The Dialectic accuses all previous ethical writers of having made the same mistake, the mistake of having regarded the morally worthy as aiming at the highest good instead of seeing the highest good as that which is aimed at by morality. These ethical systems were doomed to fail because the moral will cannot be constrained by an independent highest good, since for it to seek anything independent of itself would be to constrain its freedom. In this phenomenal world, furthermore, the highest good is not to be found. However, since following the practical law presupposes believing that its aim, the highest good, will be then achieved, reason requires us to believe the highest good is achievable. It turns out that this, in turn, requires belief in God and immortality. Without God, there is nothing to guarantee that following the moral law will produce the highest good of happiness proportional to morality, and without immortality, there is not enough time for us to achieve perfect morality.

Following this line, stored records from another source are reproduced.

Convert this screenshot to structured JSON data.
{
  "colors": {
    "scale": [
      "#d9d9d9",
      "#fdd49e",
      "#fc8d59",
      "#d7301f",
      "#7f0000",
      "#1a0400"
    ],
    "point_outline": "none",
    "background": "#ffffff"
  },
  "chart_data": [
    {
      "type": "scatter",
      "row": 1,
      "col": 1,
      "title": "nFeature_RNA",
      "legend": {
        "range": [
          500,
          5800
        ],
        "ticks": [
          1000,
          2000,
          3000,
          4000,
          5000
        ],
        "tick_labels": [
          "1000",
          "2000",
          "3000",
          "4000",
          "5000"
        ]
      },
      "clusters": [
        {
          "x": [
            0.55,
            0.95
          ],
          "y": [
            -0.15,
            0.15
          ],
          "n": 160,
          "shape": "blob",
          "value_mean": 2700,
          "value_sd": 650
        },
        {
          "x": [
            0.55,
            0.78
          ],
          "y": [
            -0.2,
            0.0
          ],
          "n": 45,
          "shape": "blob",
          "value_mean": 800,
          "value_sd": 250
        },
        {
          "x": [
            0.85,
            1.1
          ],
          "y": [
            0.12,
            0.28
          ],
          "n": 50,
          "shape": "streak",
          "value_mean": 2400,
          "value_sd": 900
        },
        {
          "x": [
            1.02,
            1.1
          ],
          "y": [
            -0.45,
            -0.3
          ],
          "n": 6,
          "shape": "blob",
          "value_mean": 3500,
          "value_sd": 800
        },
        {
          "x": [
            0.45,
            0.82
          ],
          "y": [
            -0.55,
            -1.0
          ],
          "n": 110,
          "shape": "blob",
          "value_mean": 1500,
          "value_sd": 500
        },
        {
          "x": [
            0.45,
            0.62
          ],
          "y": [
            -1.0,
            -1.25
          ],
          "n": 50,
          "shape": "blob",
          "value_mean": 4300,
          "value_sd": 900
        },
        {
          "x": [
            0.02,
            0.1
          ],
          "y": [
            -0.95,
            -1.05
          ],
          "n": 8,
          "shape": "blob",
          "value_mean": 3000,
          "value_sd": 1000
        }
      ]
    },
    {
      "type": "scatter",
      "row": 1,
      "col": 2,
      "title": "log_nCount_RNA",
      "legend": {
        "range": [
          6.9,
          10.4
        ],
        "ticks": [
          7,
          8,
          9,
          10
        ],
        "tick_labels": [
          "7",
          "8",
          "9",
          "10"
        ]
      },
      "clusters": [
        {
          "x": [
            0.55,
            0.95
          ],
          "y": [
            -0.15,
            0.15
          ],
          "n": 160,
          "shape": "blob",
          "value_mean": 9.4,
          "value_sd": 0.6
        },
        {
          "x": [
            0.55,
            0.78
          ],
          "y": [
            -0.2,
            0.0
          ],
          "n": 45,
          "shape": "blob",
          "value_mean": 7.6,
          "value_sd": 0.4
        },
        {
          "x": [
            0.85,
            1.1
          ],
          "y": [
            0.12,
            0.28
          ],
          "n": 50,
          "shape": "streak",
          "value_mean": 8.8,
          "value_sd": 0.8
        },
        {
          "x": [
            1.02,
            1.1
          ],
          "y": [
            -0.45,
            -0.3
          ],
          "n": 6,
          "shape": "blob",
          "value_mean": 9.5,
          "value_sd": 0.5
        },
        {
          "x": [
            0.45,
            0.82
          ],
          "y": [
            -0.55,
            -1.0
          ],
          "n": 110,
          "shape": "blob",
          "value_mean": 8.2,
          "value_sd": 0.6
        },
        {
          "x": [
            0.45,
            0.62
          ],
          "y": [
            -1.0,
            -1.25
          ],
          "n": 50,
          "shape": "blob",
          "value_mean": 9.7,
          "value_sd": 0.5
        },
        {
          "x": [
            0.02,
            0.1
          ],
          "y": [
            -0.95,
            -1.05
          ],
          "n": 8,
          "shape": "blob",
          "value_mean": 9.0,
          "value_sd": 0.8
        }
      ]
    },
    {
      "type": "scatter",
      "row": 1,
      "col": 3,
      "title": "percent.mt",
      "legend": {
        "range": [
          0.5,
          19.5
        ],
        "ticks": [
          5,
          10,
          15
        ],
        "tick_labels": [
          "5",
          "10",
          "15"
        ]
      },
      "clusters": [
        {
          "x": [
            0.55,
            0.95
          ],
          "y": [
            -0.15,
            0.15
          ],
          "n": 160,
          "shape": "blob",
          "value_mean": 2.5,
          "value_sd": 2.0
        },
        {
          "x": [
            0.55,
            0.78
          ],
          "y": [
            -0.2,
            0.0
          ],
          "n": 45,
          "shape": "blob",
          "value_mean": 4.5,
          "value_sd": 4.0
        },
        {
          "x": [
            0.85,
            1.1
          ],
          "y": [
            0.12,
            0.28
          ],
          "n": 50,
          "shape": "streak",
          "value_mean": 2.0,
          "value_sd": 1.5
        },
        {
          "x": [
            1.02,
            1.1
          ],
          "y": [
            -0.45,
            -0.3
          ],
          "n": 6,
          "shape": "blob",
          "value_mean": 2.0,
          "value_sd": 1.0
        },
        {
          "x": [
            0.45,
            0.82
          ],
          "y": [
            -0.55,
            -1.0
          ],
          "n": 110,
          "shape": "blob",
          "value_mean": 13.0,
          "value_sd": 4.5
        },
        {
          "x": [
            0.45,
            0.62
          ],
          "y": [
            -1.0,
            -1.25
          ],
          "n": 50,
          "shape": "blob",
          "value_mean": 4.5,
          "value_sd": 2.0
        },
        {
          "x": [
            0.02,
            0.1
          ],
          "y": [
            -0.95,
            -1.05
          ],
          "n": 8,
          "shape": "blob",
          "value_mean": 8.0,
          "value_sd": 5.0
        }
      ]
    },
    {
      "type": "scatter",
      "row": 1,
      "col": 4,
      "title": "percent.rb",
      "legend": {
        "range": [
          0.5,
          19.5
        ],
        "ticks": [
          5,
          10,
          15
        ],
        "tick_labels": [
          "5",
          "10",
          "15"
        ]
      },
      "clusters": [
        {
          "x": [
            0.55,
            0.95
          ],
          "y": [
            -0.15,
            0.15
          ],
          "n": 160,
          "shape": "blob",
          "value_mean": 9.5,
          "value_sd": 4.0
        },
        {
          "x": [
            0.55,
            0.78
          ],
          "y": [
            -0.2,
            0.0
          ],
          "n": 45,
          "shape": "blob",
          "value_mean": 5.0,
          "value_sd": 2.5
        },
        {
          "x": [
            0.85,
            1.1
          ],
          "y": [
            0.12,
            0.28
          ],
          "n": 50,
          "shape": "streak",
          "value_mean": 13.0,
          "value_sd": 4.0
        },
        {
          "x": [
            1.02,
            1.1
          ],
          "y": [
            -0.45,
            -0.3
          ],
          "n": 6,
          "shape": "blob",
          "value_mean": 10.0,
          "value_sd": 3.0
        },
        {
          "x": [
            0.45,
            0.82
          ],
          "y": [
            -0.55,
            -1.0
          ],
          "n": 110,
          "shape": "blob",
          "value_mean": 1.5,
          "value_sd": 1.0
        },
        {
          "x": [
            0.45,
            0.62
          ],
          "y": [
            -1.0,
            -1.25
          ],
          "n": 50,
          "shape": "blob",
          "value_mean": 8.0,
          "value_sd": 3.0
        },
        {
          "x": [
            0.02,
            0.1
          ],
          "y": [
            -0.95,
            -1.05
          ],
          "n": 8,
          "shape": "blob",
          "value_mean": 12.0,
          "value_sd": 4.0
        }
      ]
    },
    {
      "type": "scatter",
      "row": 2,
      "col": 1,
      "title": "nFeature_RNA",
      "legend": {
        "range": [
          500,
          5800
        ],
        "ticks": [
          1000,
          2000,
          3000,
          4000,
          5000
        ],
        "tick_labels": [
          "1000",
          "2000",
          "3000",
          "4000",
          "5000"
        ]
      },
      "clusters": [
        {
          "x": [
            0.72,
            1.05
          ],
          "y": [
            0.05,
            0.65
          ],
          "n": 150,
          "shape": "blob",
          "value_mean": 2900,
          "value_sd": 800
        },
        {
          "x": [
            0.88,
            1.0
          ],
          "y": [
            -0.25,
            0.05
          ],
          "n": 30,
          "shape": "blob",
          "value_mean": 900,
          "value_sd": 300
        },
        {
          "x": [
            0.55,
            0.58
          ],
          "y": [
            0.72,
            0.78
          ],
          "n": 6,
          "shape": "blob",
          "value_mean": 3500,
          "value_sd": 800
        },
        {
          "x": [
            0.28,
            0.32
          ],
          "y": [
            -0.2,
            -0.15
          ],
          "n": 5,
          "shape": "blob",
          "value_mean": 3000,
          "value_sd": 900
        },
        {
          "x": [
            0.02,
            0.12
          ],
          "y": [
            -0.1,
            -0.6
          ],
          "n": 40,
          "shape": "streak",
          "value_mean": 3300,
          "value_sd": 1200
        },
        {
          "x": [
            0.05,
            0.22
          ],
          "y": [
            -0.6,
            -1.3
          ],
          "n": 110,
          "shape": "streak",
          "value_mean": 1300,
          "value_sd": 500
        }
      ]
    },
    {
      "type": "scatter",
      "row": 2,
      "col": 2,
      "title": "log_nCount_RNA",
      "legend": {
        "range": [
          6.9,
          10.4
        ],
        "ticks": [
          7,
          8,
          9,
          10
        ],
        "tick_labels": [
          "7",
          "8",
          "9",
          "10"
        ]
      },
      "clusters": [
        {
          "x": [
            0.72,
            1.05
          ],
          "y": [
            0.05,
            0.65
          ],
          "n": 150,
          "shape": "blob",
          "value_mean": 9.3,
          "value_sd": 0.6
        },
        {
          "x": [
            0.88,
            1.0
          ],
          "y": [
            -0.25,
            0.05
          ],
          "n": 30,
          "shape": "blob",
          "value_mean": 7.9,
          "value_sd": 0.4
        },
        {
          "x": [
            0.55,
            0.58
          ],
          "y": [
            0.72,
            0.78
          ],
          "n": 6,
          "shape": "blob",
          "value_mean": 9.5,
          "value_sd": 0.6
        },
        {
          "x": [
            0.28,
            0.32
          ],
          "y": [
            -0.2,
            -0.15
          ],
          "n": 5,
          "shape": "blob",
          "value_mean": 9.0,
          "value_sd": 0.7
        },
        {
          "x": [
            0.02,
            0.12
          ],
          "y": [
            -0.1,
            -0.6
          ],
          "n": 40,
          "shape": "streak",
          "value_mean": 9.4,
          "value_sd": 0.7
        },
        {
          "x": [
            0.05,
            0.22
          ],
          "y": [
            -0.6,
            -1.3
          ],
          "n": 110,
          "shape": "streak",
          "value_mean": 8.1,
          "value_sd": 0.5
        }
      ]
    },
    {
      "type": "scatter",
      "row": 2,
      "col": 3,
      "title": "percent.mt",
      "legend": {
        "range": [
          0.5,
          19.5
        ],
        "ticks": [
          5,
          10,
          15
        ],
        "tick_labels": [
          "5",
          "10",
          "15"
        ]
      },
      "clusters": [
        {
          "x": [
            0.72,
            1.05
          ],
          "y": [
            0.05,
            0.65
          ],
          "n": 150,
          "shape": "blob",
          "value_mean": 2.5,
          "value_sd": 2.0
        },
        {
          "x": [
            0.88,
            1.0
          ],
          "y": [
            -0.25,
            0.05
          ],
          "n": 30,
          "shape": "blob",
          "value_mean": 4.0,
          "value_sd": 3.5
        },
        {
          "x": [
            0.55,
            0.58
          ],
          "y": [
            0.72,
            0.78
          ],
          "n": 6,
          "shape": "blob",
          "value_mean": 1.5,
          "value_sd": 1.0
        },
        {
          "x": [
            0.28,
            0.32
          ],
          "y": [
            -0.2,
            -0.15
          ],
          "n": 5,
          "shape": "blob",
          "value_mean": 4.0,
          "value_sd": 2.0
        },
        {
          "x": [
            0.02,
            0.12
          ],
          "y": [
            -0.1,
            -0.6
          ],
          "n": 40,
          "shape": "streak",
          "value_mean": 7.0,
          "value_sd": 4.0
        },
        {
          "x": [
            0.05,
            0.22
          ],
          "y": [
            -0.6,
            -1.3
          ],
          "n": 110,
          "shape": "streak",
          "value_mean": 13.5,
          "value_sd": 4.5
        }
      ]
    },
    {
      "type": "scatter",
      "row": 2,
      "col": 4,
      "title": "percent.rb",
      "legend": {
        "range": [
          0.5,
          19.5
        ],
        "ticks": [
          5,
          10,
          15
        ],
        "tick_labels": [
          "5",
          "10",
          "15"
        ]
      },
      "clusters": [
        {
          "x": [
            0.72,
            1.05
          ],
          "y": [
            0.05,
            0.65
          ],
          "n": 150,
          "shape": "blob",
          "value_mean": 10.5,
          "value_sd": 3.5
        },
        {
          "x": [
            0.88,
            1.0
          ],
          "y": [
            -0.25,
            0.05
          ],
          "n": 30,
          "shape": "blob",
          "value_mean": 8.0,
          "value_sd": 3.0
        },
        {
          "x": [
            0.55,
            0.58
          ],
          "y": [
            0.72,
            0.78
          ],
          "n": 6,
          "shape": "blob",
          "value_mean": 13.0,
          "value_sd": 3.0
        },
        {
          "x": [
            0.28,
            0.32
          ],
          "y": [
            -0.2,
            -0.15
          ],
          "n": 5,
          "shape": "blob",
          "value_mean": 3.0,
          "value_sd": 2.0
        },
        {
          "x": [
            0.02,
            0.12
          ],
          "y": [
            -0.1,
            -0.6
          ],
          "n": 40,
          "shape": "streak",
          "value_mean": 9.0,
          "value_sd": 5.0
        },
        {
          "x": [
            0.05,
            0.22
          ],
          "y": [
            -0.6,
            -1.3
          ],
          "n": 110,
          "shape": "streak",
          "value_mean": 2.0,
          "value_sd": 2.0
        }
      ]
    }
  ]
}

We understand our freedom—which would otherwise be undetectable—while following the moral law. This following of the moral law frees us from the control of our desires. Our ability to feel the force of the practical law is also how we come to know that there is such a law. Therefore, the conclusions about this law, reached in the beginning of the Analytic, are not merely hypothetical. In arguing thus for the reality of morality and freedom, Kant reverses the order of evidence he had in his earlier Groundwork for the Metaphysics of Morals, where he derived morality from freedom.
Finally, in the Doctrine of Method, Kant proposes a method for teaching morality. It is essential to teach the student to act from duty, and not merely outwardly, conforming to morality. Kant recommends that we enlist our pupil's natural delight in arguing about ethical matters and allow him to develop his judgment by asserting various purported moral actions. We are warned not to either err by presenting examples of overblown heroism as paradigms of morality—since these will not help the student deal with normal, non- melodramatic moral dilemmas—or by presenting morality as prudent, since then the student will never learn to properly love morality for its own sake. By presenting examples of the moral law acting purely and without the help of other incentives, the student then learns to understand how the moral law can free him from slavery to his desires.